«Hai bisogno di qualcosa?». Il messaggio confortante e ammiccante compare ormai su molti siti che visitiamo ogni giorno: è una piccola chat che ci appare come àncora di salvezza quando entriamo in banca via internet, oppure vogliamo comprare qualcosa o decidere dove andare in viaggio. È un servizio clienti a nostra disposizione, solo che si chiama chatbot e - soprattutto - ha una caratteristica unica: non c'è un essere umano a rispondere. C'è una macchina che pensa. Così l'ultima frontiera dell'intelligenza artificiale è parlare con un pc e la notizia è che l'Uomo comincia a fidarsi più dell'assistente virtuale piuttosto che di quello in carne ed ossa. D'altronde tutto viaggia in quella direzione: giusto l'altro giorno per accedere al customer care di un'assicurazione medica, il tempo di attesa è stato di 40 minuti. «Hai 12 persone davanti a te - diceva la voce telematica al telefono -: sarai messo in contatto con l'operatore appena possibile». Appunto: 40 minuti dopo.
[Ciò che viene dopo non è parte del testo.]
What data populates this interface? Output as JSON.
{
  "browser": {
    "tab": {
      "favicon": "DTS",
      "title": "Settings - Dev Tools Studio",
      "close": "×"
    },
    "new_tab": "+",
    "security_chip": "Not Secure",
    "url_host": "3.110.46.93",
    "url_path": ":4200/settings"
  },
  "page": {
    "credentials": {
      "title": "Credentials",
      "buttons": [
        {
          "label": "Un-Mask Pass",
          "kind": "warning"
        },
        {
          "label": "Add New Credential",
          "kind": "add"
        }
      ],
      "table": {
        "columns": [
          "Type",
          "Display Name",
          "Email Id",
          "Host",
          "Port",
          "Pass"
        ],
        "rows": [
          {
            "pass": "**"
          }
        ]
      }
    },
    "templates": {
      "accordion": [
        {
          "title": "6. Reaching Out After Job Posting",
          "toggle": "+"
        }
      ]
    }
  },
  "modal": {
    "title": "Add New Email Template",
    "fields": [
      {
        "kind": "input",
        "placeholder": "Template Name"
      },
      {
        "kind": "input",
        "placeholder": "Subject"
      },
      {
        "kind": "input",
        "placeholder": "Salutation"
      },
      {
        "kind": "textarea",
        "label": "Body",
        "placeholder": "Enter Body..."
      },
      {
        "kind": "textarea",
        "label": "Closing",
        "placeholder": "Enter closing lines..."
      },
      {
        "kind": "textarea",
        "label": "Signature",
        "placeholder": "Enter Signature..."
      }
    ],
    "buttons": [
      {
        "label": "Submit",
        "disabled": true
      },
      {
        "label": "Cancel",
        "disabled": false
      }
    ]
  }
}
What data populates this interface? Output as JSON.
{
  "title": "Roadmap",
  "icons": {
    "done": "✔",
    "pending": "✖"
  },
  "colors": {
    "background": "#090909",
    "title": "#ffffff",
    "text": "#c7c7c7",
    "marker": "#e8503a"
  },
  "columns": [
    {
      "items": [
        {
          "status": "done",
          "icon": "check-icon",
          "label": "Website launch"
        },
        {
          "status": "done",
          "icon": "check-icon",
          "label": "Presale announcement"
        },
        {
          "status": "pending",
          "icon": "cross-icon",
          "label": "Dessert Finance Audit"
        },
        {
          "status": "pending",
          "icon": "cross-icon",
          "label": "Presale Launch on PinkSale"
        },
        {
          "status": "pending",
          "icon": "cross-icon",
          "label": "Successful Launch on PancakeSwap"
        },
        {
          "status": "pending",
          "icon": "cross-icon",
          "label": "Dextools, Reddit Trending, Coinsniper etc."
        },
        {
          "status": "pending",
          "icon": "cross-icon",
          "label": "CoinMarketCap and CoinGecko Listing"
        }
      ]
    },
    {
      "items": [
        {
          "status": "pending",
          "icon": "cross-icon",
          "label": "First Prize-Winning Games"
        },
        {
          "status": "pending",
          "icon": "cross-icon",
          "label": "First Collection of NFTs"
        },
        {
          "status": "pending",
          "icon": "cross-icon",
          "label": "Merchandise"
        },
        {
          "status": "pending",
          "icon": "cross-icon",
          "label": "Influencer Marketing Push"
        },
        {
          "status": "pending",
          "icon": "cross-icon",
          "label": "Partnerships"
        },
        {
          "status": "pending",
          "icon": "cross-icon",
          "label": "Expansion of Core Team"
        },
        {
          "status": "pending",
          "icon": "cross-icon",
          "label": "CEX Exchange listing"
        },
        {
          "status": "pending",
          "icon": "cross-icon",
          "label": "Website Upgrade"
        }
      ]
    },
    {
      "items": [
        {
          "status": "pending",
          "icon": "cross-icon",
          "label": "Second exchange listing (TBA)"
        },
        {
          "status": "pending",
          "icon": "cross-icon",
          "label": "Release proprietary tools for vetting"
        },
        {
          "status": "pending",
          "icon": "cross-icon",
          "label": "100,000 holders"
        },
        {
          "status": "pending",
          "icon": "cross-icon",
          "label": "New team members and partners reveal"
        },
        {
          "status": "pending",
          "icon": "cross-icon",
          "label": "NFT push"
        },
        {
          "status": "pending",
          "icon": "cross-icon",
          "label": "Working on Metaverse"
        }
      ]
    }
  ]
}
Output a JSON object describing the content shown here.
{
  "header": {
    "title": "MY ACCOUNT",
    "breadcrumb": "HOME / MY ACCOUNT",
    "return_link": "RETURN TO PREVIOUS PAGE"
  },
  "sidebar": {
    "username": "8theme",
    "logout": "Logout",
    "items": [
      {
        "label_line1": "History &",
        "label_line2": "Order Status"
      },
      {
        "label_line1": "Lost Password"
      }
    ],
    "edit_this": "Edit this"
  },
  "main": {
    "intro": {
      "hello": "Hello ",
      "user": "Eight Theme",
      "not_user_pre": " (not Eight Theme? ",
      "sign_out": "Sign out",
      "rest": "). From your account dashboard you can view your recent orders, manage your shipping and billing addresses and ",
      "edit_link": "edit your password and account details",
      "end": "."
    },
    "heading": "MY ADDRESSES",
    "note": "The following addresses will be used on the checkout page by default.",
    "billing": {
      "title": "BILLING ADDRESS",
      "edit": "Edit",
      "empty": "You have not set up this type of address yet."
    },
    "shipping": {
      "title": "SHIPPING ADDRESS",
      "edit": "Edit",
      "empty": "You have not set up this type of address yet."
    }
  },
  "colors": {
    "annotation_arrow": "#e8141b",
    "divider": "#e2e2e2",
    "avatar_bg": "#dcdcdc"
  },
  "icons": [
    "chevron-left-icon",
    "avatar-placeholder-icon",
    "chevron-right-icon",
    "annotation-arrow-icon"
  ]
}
Oddio: l'operatore è stato gentilissimo, ma a spiegazione richiesta, la risposta è stata «controlliamo e le faremo sapere» (e non ha ancora fatto sapere). Il chatbot no: avrebbe detto tutto e subito, perché l'intelligenza della macchina impara richiesta dopo richiesta. Fino a diventare il problem solver perfetto.
Il problema però è: possiamo fidarci di un computer? E, ancor di più: possiamo fidarci di un computer più che di un essere umano? La risposta arriva dagli studi di ricerca sull'argomento: secondo un'indagine fatta da Kayak - uno dei motori di ricerca in tema di viaggi più famoso al mondo - più della metà degli italiani intervistati (cioè il 54%) sostiene che il principale vantaggio dei chatbot sia rappresentato dalla loro disponibilità e accessibilità 24 ore su 24, 7 giorni su 7; e più di un utente su quattro li considera più affidabili delle persone. Il segnale è evidente, adesso che gli strumenti parlanti sono sempre più perfetti (mostruosamente perfetti): lunedì sera a San Diego, per dire, Apple ha dato un'accelerata sulla via del machine learning lanciando il suo HomePot, un piccolo cilindro con il quale colloquiare con Siri (il maggiordomo tech dell'iPhone) per avere risposte e per dare ordini («che tempo farà oggi?», «mi accendi il riscaldamento?», «ordini la spesa?», «accendi le luci?»). Uno strumento che già la concorrenza - Amazon, Google - ha già dato alla luce, per ora solo in lingua inglese. E la stessa cosa si può fare appunto via chatbot sui computer, macchine sempre più incredibili nelle loro performance se prendiamo come esempio l'iMac Pro presentato da Tim Cook (per ora solo per pochi, visto che costerà dai 5000 dollari in su) che ha numeri da far impressione: 4 Terabyte di disco solido mentre ora ci si meraviglia già a 512 giga; fino a 18 «core» di processore quando già a 8 si pensa a un prodotto super; fino a 22 teraflops di potenza di elaborazione dei dati, considerando che in matematica tutto questo fa 22 per 10 elevato alla dodicesima. Di calcoli al secondo. Come si fa a competere?
Resta, in ogni caso, ancora una umana e profonda ritrosia a parlare financo con il proprio telefono, figurarsi con una macchina senza aspetto fisico.
Anche se il chatbot, messo lì in una pagina web, di solito ha pure una grafica accattivante ed essendo molto gentile per programmazione fa pure fatica a dirti di no. È questo, insomma, il motivo per cui ci fideremo sempre di più di qualche algoritmo servile piuttosto che dei nostri simili. E visto come va il mondo, non avremo neanche torto.